Publié le vendredi 18 mai 2007 | https://banpublic.org/collectif-la-prison-vue-de-l/

La prison vue de l’intérieur
Regards et paroles de ceux qui travaillent derrière les murs

Préface de Patrick Chamoiseau (Auteur),
Ouvrage Collectif (Auteur)

« La prison est invisible », ainsi débute la préface de cet ouvrage qui donne à voir la prison de l’intérieur. Ouvrage collectif, il est le fruit des témoignages de 150 intervenants du monde carcéral, personnels de l’administration pénitentiaire, médecins, infirmiers, aumôniers ou intervenants extérieurs. Les regards croisés posés sur l’univers pénitentiaire s’égrènent tout au long de ces pages au travers des différents aspects de la vie quotidienne, la santé, le travail, la culture, l’intimité, la sécurité, la lutte contre les suicides...

A la fois poignant, réaliste et humain, ce livre ouvre la porte à la découverte d’un univers que la société appréhende difficilement, suscitant bien souvent controverses et interrogations.
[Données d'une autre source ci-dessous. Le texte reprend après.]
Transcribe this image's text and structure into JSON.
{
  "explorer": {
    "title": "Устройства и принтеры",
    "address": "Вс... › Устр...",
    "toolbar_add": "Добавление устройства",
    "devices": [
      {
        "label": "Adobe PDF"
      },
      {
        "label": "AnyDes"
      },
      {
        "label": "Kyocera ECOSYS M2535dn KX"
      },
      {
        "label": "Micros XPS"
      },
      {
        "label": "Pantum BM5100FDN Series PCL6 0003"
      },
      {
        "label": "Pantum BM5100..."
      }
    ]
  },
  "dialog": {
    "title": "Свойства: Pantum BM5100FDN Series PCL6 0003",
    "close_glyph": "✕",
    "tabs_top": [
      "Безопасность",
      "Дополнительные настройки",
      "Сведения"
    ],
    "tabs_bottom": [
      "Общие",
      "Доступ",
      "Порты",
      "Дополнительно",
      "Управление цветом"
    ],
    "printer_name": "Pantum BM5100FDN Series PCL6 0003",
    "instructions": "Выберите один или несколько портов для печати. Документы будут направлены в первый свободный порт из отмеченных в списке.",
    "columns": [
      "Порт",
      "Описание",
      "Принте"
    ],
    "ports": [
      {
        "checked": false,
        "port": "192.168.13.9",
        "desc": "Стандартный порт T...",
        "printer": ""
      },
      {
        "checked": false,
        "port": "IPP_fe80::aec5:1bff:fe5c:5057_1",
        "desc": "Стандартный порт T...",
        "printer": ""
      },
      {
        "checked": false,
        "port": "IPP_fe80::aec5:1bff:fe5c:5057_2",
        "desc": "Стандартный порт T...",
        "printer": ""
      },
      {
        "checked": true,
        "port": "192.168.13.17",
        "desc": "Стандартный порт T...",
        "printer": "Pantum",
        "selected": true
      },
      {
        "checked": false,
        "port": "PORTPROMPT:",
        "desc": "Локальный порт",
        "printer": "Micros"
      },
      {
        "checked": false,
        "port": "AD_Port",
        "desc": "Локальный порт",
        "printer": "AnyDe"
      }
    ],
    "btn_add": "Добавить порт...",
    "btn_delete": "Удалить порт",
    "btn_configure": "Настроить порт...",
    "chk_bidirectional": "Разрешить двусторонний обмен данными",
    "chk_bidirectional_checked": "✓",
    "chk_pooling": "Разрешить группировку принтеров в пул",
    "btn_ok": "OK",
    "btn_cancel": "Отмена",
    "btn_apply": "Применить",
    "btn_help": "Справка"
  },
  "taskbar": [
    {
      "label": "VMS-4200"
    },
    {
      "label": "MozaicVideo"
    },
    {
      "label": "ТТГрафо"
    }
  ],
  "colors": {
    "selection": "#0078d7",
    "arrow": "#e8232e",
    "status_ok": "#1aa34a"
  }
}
C’est au ministère de la Justice que la présentation de l’ouvrage, animée par Jérôme Bouvier, journaliste, s’est déroulée en présence de la presse et des acteurs du monde pénitentiaire. En ouverture, Claude d’Harcourt, directeur de l’administration pénitentiaire, a souligné toute l’intensité qu’il a ressenti dans cet ouvrage qui « permet une compréhension partagée de ce qu’est le quotidien de la prison. L’écrit, bien plus que l’image est à même de rendre compte de la réalité de la détention ».

Retraçant la genèse de l’élaboration de l’ouvrage, débutée 5 ans plus tôt, Céline Berthélémy, l’une des initiatrices du projet au sein de la direction de l’administration pénitentiaire à l’époque, le dit clairement : « la parole a été totalement libre, aucune modification n’a été apportée aux témoignages ».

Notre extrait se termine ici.